Mis pensamientos regresaron de golpe cuando el Dr. Schumann se despedía con un agradable apretón de manos. Abrió la puerta y me dejó, sin saberlo, a la vista de todos los pacientes que esperaban en el mostrador de la recepción. No pestañeé, no me asusté, con un movimiento rápido, alcancé la camisa y me cubrí. Qué tarugo, pensé.

domingo, 12 de septiembre de 2010

La ribera del Rin, territorio comanche.

Ayer, aprovechando que el tiempo nos daba una última tregua veraniega, cogí la bicicleta y recorrí la orilla del Rin que lleva de Colonia hasta Rodenkirchen.

Me sorprendió que esa estrecha ribera, con una pista bien asfaltada en la mayoría de los tramos, conservara el carácter campestre tan inusual en las grandes urbes y me sentí fuera de la ciudad aún estando en mitad de ella. Nada de cemento ni de interminables hileras de casas colmena, sólo el Rin a contra corriente y grandes extensiones verdes.

El camino estaba bien frecuentado por caminantes y ciclistas, con quienes tuve el gusto de compartir pista. Debo reconocer que tengo una curiosa tendencia a fijarme en las costumbres ajenas y acabé el día con unos cuantos datos nuevos sobre la inefable condición humana.

Aquello que a simple vista parecía simple, una pista con dos direcciones que debíamos compartir ciclistas y viandantes, resultó ser tremendamente complicado y cada uno reclamaba derechos, en ninguna parte escritos, sobre su territorio y lo que es peor, sobre el ajeno.

Así fui entendiendo sus estrategias de dominación. Si de frente venían a la par dos bicicletas ocupando su carril y el mío podían ocurrir dos cosas: si se percataban de que les había visto, no se movían del sitio y me obligaban a salirme de mi carril y seguir la marcha entre guijarros.

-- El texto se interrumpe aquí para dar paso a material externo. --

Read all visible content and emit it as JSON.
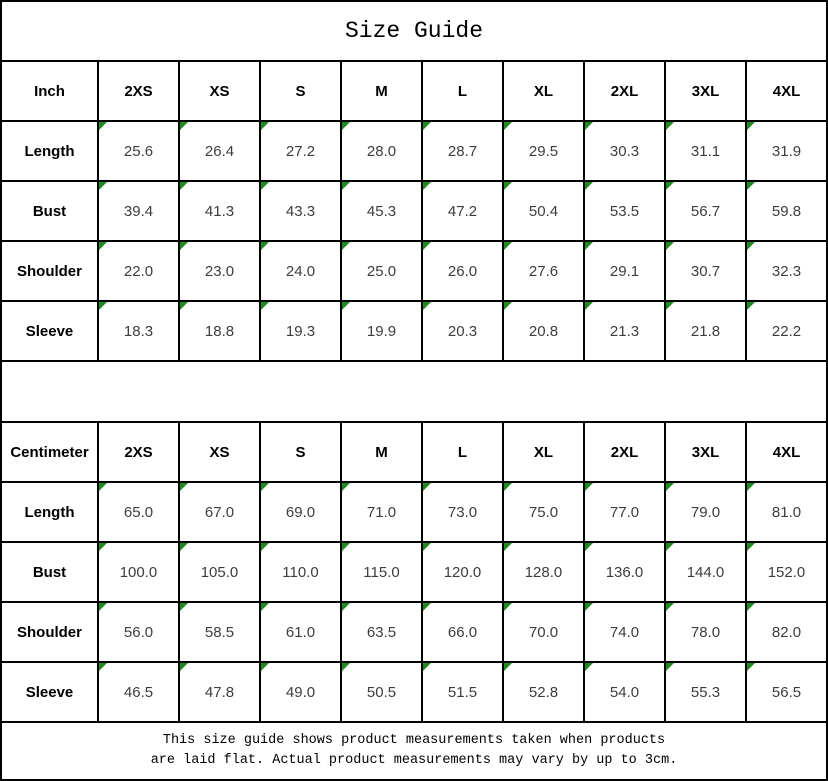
{
  "title": "Size Guide",
  "sizes": [
    "2XS",
    "XS",
    "S",
    "M",
    "L",
    "XL",
    "2XL",
    "3XL",
    "4XL"
  ],
  "tables": [
    {
      "unit_label": "Inch",
      "rows": [
        {
          "label": "Length",
          "values": [
            "25.6",
            "26.4",
            "27.2",
            "28.0",
            "28.7",
            "29.5",
            "30.3",
            "31.1",
            "31.9"
          ]
        },
        {
          "label": "Bust",
          "values": [
            "39.4",
            "41.3",
            "43.3",
            "45.3",
            "47.2",
            "50.4",
            "53.5",
            "56.7",
            "59.8"
          ]
        },
        {
          "label": "Shoulder",
          "values": [
            "22.0",
            "23.0",
            "24.0",
            "25.0",
            "26.0",
            "27.6",
            "29.1",
            "30.7",
            "32.3"
          ]
        },
        {
          "label": "Sleeve",
          "values": [
            "18.3",
            "18.8",
            "19.3",
            "19.9",
            "20.3",
            "20.8",
            "21.3",
            "21.8",
            "22.2"
          ]
        }
      ]
    },
    {
      "unit_label": "Centimeter",
      "rows": [
        {
          "label": "Length",
          "values": [
            "65.0",
            "67.0",
            "69.0",
            "71.0",
            "73.0",
            "75.0",
            "77.0",
            "79.0",
            "81.0"
          ]
        },
        {
          "label": "Bust",
          "values": [
            "100.0",
            "105.0",
            "110.0",
            "115.0",
            "120.0",
            "128.0",
            "136.0",
            "144.0",
            "152.0"
          ]
        },
        {
          "label": "Shoulder",
          "values": [
            "56.0",
            "58.5",
            "61.0",
            "63.5",
            "66.0",
            "70.0",
            "74.0",
            "78.0",
            "82.0"
          ]
        },
        {
          "label": "Sleeve",
          "values": [
            "46.5",
            "47.8",
            "49.0",
            "50.5",
            "51.5",
            "52.8",
            "54.0",
            "55.3",
            "56.5"
          ]
        }
      ]
    }
  ],
  "footer": {
    "line1": "This size guide shows product measurements taken when products",
    "line2": "are laid flat. Actual product measurements may vary by up to 3cm."
  },
  "icons": {
    "cell_flag": "green-corner-triangle-icon"
  },
  "colors": {
    "grid": "#000000",
    "flag_green": "#1f8a1f",
    "value_text": "#3d3d3d",
    "label_text": "#000000",
    "background": "#ffffff"
  }
}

Si por el contrario, yo me hacía la despistada y silbaba como si aquello no fuera conmigo, entonces no veían más solución que alinearse en su carril, so pena de que la “despistada” les arrollara sin compasión y encima les ganara un juicio de esos que hoy en día se celebran para pendejadas de este tipo.

Así seguí varios kilómetros disfrutando de aquel curioso juego de dominio y viendo como los más puristas, aquellos que cumplen las normas a la perfección, pretendían que cada uno ocupara su espacio hasta el milímetro y si alguien se cruzaba en su camino, ligeramente desviado, se armaba la de dios es cristo y se oían gritos de reproche acompañados de instrucciones para ser un ciudadano ejemplar.

Y desde luego, la peor parte la llevaban los caminantes, que en la mayoría de los casos optaban por pasear por el campo ante el peligro de ser arrollados por alguno de la especie “todoloquevesesmío”, aunque los más peleones, optaban por ocupar la pista y mirarte con aire reprobatorio, sin pensar que lo que ellos creían sus dominios, eran realmente de todos, sólo había que respetar la parte que te había tocado. Siendo fácil, resultaba tremendamente complicado.

Y a pesar de esta peleada batalla por el territorio, seguí camino disfrutando del paisaje, de los barcos de carga que atravesaban el río y de las preciosas barcazas-restaurantes que aparecían de tanto en tanto. Así llegué a Rodenkirchen, donde se celebraba la fiesta del mejillón, dando el pistoletazo de salida a una época donde en todos los restaurantes de Colonia y alrededores se puede disfrutar de este plato típico de la zona.

De una tarima entoldada salía una música folk alemana y un grupo de “starlets”, vestidas como de domadoras sexys hacían piruetas encaramadas unas sobre otras. Abrí y cerré los ojos varias veces, aquello me parecía más propio de la profunda Norteamérica que de Centroeuropa, pero por suerte, el riquísimo olor a salchichas asadas que desprendían las tiendas de comida, me situó de nuevo en la realidad. Sin duda estaba en Colonia.